Добавить в цитаты Настройки чтения

Страница 50 из 116

Бутырский солдатский полк, как и потешные Преображенский с Семёновским, вошёл в состав войск князя Ромодановского. Государь, он же бомбардир Пётр Алексеев, в походе возглавлял колонну преображенцев, пройдя по улицам столицы пешком впереди бомбардирской роты. Войска шли под звуки труб, флейт и при барабанном бое.

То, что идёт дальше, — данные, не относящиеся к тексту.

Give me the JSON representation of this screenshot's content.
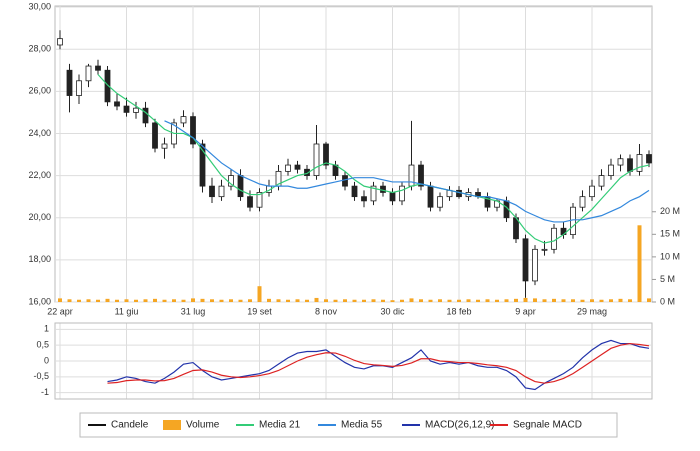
{
  "chart_data": [
    {
      "type": "candlestick",
      "name": "Candele",
      "categories": [
        "22 apr",
        null,
        null,
        null,
        null,
        null,
        null,
        "11 giu",
        null,
        null,
        null,
        null,
        null,
        null,
        "31 lug",
        null,
        null,
        null,
        null,
        null,
        null,
        "19 set",
        null,
        null,
        null,
        null,
        null,
        null,
        "8 nov",
        null,
        null,
        null,
        null,
        null,
        null,
        "30 dic",
        null,
        null,
        null,
        null,
        null,
        null,
        "18 feb",
        null,
        null,
        null,
        null,
        null,
        null,
        "9 apr",
        null,
        null,
        null,
        null,
        null,
        null,
        "29 mag",
        null,
        null,
        null,
        null,
        null,
        null
      ],
      "open": [
        28.2,
        27.0,
        25.8,
        26.5,
        27.2,
        27.0,
        25.5,
        25.3,
        25.0,
        25.2,
        24.5,
        23.3,
        23.5,
        24.5,
        24.8,
        23.5,
        21.5,
        21.0,
        21.5,
        22.0,
        21.0,
        20.5,
        21.2,
        21.5,
        22.2,
        22.5,
        22.3,
        22.0,
        23.5,
        22.5,
        22.0,
        21.5,
        21.0,
        20.8,
        21.5,
        21.2,
        20.8,
        21.5,
        22.5,
        21.5,
        20.5,
        21.0,
        21.3,
        21.0,
        21.2,
        21.0,
        20.5,
        20.8,
        20.0,
        19.0,
        17.0,
        18.5,
        18.5,
        19.5,
        19.2,
        20.5,
        21.0,
        21.5,
        22.0,
        22.5,
        22.8,
        22.2,
        23.0
      ],
      "high": [
        28.9,
        27.3,
        26.8,
        27.3,
        27.5,
        27.2,
        25.9,
        25.7,
        25.5,
        25.5,
        24.7,
        23.8,
        24.7,
        25.1,
        25.0,
        23.7,
        21.9,
        21.8,
        22.3,
        22.3,
        21.3,
        21.4,
        21.8,
        22.5,
        22.8,
        22.7,
        22.5,
        24.4,
        23.6,
        22.7,
        22.2,
        21.7,
        21.3,
        21.7,
        21.7,
        21.4,
        21.7,
        24.6,
        22.7,
        21.7,
        21.2,
        21.5,
        21.5,
        21.4,
        21.4,
        21.2,
        20.9,
        21.0,
        20.2,
        19.2,
        18.7,
        18.9,
        19.7,
        19.8,
        20.7,
        21.3,
        21.8,
        22.3,
        22.8,
        23.0,
        23.0,
        23.5,
        23.2
      ],
      "low": [
        28.0,
        25.0,
        25.4,
        26.2,
        26.8,
        25.3,
        25.1,
        24.8,
        24.7,
        24.3,
        23.1,
        22.8,
        23.3,
        24.3,
        23.3,
        21.2,
        20.7,
        20.8,
        21.3,
        20.8,
        20.3,
        20.3,
        21.0,
        21.3,
        22.0,
        22.1,
        21.8,
        21.8,
        22.3,
        21.8,
        21.3,
        20.8,
        20.5,
        20.6,
        21.0,
        20.6,
        20.6,
        21.3,
        21.3,
        20.3,
        20.3,
        20.8,
        20.9,
        20.8,
        20.9,
        20.3,
        20.3,
        19.8,
        18.8,
        16.2,
        16.8,
        18.2,
        18.3,
        19.0,
        19.0,
        20.3,
        20.8,
        21.3,
        21.8,
        22.2,
        22.0,
        22.0,
        22.4
      ],
      "close": [
        28.5,
        25.8,
        26.5,
        27.2,
        27.0,
        25.5,
        25.3,
        25.0,
        25.2,
        24.5,
        23.3,
        23.5,
        24.5,
        24.8,
        23.5,
        21.5,
        21.0,
        21.5,
        22.0,
        21.0,
        20.5,
        21.2,
        21.5,
        22.2,
        22.5,
        22.3,
        22.0,
        23.5,
        22.5,
        22.0,
        21.5,
        21.0,
        20.8,
        21.5,
        21.2,
        20.8,
        21.5,
        22.5,
        21.5,
        20.5,
        21.0,
        21.3,
        21.0,
        21.2,
        21.0,
        20.5,
        20.8,
        20.0,
        19.0,
        17.0,
        18.5,
        18.5,
        19.5,
        19.2,
        20.5,
        21.0,
        21.5,
        22.0,
        22.5,
        22.8,
        22.2,
        23.0,
        22.6
      ],
      "series": [
        {
          "name": "Volume",
          "color": "#f5a623",
          "axis": "y2",
          "values": [
            0.8,
            0.6,
            0.5,
            0.6,
            0.5,
            0.7,
            0.5,
            0.6,
            0.5,
            0.6,
            0.7,
            0.5,
            0.6,
            0.5,
            0.8,
            0.7,
            0.6,
            0.5,
            0.6,
            0.5,
            0.6,
            3.5,
            0.7,
            0.6,
            0.5,
            0.6,
            0.5,
            0.9,
            0.6,
            0.5,
            0.6,
            0.5,
            0.5,
            0.6,
            0.5,
            0.4,
            0.5,
            0.8,
            0.6,
            0.5,
            0.6,
            0.5,
            0.5,
            0.6,
            0.5,
            0.6,
            0.5,
            0.6,
            0.7,
            0.9,
            0.8,
            0.6,
            0.7,
            0.6,
            0.6,
            0.5,
            0.6,
            0.5,
            0.6,
            0.7,
            0.6,
            17.0,
            0.8
          ]
        },
        {
          "name": "Media 21",
          "color": "#33cc77",
          "values": [
            null,
            null,
            null,
            null,
            26.8,
            26.3,
            25.9,
            25.6,
            25.3,
            25.0,
            24.6,
            24.2,
            24.0,
            24.0,
            23.8,
            23.2,
            22.6,
            22.0,
            21.6,
            21.3,
            21.1,
            21.1,
            21.3,
            21.6,
            21.8,
            22.0,
            22.1,
            22.4,
            22.6,
            22.5,
            22.2,
            21.8,
            21.5,
            21.4,
            21.3,
            21.2,
            21.3,
            21.5,
            21.6,
            21.5,
            21.4,
            21.3,
            21.2,
            21.1,
            21.0,
            20.9,
            20.8,
            20.5,
            20.0,
            19.4,
            19.0,
            18.8,
            18.9,
            19.2,
            19.6,
            20.0,
            20.4,
            20.9,
            21.4,
            21.9,
            22.2,
            22.4,
            22.5
          ]
        },
        {
          "name": "Media 55",
          "color": "#3388dd",
          "values": [
            null,
            null,
            null,
            null,
            null,
            null,
            null,
            null,
            null,
            null,
            null,
            24.6,
            24.4,
            24.1,
            23.8,
            23.4,
            23.0,
            22.6,
            22.3,
            22.0,
            21.8,
            21.6,
            21.5,
            21.5,
            21.5,
            21.4,
            21.4,
            21.5,
            21.6,
            21.7,
            21.8,
            21.9,
            21.9,
            21.9,
            21.8,
            21.7,
            21.7,
            21.7,
            21.6,
            21.5,
            21.4,
            21.3,
            21.2,
            21.1,
            21.0,
            21.0,
            20.9,
            20.8,
            20.6,
            20.3,
            20.1,
            19.9,
            19.8,
            19.8,
            19.9,
            19.9,
            20.0,
            20.1,
            20.3,
            20.5,
            20.8,
            21.0,
            21.3
          ]
        }
      ],
      "ylim": [
        16,
        30.05
      ],
      "yticks": [
        {
          "value": 16,
          "label": "16,00"
        },
        {
          "value": 18,
          "label": "18,00"
        },
        {
          "value": 20,
          "label": "20,00"
        },
        {
          "value": 22,
          "label": "22,00"
        },
        {
          "value": 24,
          "label": "24,00"
        },
        {
          "value": 26,
          "label": "26,00"
        },
        {
          "value": 28,
          "label": "28,00"
        },
        {
          "value": 30,
          "label": "30,00"
        }
      ],
      "y2lim": [
        0,
        65.6
      ],
      "y2ticks": [
        {
          "value": 0,
          "label": "0 M"
        },
        {
          "value": 5,
          "label": "5 M"
        },
        {
          "value": 10,
          "label": "10 M"
        },
        {
          "value": 15,
          "label": "15 M"
        },
        {
          "value": 20,
          "label": "20 M"
        }
      ],
      "grid": true
    },
    {
      "type": "line",
      "series": [
        {
          "name": "MACD(26,12,9)",
          "color": "#2233aa",
          "values": [
            null,
            null,
            null,
            null,
            null,
            -0.65,
            -0.6,
            -0.5,
            -0.55,
            -0.65,
            -0.7,
            -0.55,
            -0.35,
            -0.1,
            -0.05,
            -0.3,
            -0.5,
            -0.6,
            -0.55,
            -0.5,
            -0.45,
            -0.4,
            -0.3,
            -0.1,
            0.1,
            0.25,
            0.3,
            0.3,
            0.35,
            0.15,
            -0.05,
            -0.2,
            -0.25,
            -0.15,
            -0.15,
            -0.2,
            -0.05,
            0.1,
            0.35,
            0.0,
            -0.1,
            -0.05,
            -0.1,
            -0.05,
            -0.15,
            -0.2,
            -0.2,
            -0.3,
            -0.5,
            -0.85,
            -0.9,
            -0.7,
            -0.55,
            -0.4,
            -0.2,
            0.1,
            0.35,
            0.55,
            0.65,
            0.55,
            0.55,
            0.45,
            0.4
          ]
        },
        {
          "name": "Segnale MACD",
          "color": "#dd2222",
          "values": [
            null,
            null,
            null,
            null,
            null,
            -0.7,
            -0.68,
            -0.62,
            -0.6,
            -0.6,
            -0.63,
            -0.62,
            -0.55,
            -0.42,
            -0.3,
            -0.28,
            -0.35,
            -0.45,
            -0.5,
            -0.52,
            -0.5,
            -0.46,
            -0.4,
            -0.3,
            -0.15,
            0.0,
            0.12,
            0.2,
            0.26,
            0.25,
            0.15,
            0.02,
            -0.08,
            -0.12,
            -0.14,
            -0.17,
            -0.14,
            -0.06,
            0.07,
            0.07,
            0.0,
            -0.02,
            -0.05,
            -0.05,
            -0.08,
            -0.12,
            -0.15,
            -0.2,
            -0.3,
            -0.5,
            -0.65,
            -0.7,
            -0.65,
            -0.55,
            -0.4,
            -0.2,
            0.0,
            0.2,
            0.4,
            0.5,
            0.55,
            0.52,
            0.48
          ]
        }
      ],
      "ylim": [
        -1.2,
        1.2
      ],
      "yticks": [
        1,
        {
          "value": 0.5,
          "label": "0,5"
        },
        0,
        {
          "value": -0.5,
          "label": "-0,5"
        },
        -1
      ],
      "grid": true
    }
  ]
}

Бутырцы шли за отрядом генерала Франца Лефорта. Впереди генерала Гордона вели пять верховых лошадей его конюшни, богато убранных. Потом следовала рота гранатников, за ними везли на телеге мортиру и наконец ехал сам полковой командир. За ним бодро шли по дороге с песнями девять рот солдат-бутырцев (правда, далеко не в полном составе). К ружьям были прикреплены деревянные штыки-багинеты с тупыми концами.

Добрая половина жителей Первопрестольной стала свидетелями в воскресный день торжественного прохождения войск. Патрик Гордон по поводу воинского шествия царских войск через всю Москву замечает в своём «Дневнике»:

«Маршировали мы в порядке и во всём блеске...»

Прибыв на берега Москвы-реки, противники разошлись по сторонам. Сразу же стали разбивать походные станы и ставить в стороне от них обозы. На пригорках засновали бараши — жители московской Барашской слободы, придворные шатерничьи. Они ставили шатры для бомбардира Петра Алексеева, главнокомандующих, бояр и генералов.

«Боевые» действия под Кожуховом начались с того, что оба «генералиссимуса» (после обильного застолья) «при назначенном ударении в литавры» выехали на противоположные берега Москвы-реки друг перед другом. Затем они начали перебраниваться между собой через реку: «Вычитали друг другу неправды и ссоры, чего ради сия тяжёлая война и от кого началась, причитая друг другу причины».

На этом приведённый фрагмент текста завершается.